Dès maintenant, si vous avez des parents, de la famille ou un truc du genre, vous pouvez commencer à économiser, que vous soyez croyant ou pas, à cheval sur les cérémonies onéreuses ou pas.

Par exemple me concernant, si je dois vous faire un petit testament en direct, je voudrais qu'on donne tous mes organes à la science...Bon, je pense que le foi n'est pas trop récupérable et que pas mal d'autres trucs doivent avoir leur lot de toxicité...Disons que je veux bien donner ce qu'il est possible. Le reste, les boyaux pas récupérables ou les restes d'excréments, je voudrais qu'on les envois par courrier à certaines personnes de mon choix, dont évidemment, certains fidèles lecteurs de ce blog et d'autres président de partis politiques. Bon, tout ça ne devrait pas couter trop cher...

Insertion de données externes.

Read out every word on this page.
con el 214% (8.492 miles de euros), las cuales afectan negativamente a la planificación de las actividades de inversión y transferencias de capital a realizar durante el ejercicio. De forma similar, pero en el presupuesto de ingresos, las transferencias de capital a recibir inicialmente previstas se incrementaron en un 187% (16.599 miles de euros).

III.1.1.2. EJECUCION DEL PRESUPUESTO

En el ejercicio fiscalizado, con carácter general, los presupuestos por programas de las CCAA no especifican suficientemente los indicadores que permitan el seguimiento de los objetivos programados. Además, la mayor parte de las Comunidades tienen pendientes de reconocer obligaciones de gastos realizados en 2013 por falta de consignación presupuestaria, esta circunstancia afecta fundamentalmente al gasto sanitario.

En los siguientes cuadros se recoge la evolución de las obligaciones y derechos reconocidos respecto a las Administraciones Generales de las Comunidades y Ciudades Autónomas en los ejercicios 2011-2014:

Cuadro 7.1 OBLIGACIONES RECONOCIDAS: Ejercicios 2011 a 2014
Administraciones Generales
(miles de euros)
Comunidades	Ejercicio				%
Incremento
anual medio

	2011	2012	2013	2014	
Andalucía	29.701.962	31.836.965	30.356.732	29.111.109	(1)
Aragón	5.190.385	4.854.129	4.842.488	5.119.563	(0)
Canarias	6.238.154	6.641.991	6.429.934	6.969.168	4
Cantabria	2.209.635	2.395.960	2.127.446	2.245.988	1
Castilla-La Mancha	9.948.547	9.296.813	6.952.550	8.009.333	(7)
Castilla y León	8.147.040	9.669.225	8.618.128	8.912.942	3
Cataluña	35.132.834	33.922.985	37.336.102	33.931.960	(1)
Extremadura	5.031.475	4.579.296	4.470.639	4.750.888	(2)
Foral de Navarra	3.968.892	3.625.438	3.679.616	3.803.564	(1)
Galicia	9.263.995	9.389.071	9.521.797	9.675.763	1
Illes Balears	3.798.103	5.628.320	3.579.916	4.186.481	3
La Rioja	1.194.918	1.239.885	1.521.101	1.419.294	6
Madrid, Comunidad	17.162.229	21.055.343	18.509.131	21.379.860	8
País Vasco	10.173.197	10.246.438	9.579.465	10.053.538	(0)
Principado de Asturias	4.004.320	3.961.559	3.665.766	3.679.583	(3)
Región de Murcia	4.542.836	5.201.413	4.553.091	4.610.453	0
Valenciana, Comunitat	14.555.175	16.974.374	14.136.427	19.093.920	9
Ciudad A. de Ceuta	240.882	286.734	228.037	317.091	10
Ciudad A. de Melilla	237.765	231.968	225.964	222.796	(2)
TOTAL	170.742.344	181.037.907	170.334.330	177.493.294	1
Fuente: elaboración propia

Pensez-vous ! Même si on veut me cramer, on est obligé de payer un funérarium, alors qu'un petit barbecue dans le jardin, serait vachement plus sympa ! Et quand bien même, je veuille me faire cramer dans un funérarium, mes proches seront obligé de payer un cercueil la peau des roustons, pour ensuite me foutre dedans et me faire cramer dans un funérarium...Acheter un cercueil super cher, pour le faire cramer aussi tôt, rendre la chose obligatoire, c'est un principe commercial déjà usité dans le monde des banques et des assurances...Et non, même dans la mort, on ne vous laissera pas tranquille !

Ajoutez à ça qu'en plus d'être triste, vous devrez vous taper une ribambelle de faux culs apitoyés et faussement larmoyant, vous donnant une envie folle de rajouter quelques noms à la liste de la grande faucheuse...

Les funérailles, c'est un truc encore plus chouette que la mort elle même. Pour les moins riches, les funérailles discount ne manqueront pas de vous ruiner quand même, parce que dans le monde du commerce de la mort, nous n'avons pas les mêmes valeurs...

 

Pour les autres, les sans grades, les sans famille, les sans sous, les « sans dents », ça sera la fausse commune et c’est peut-être pas plus mal.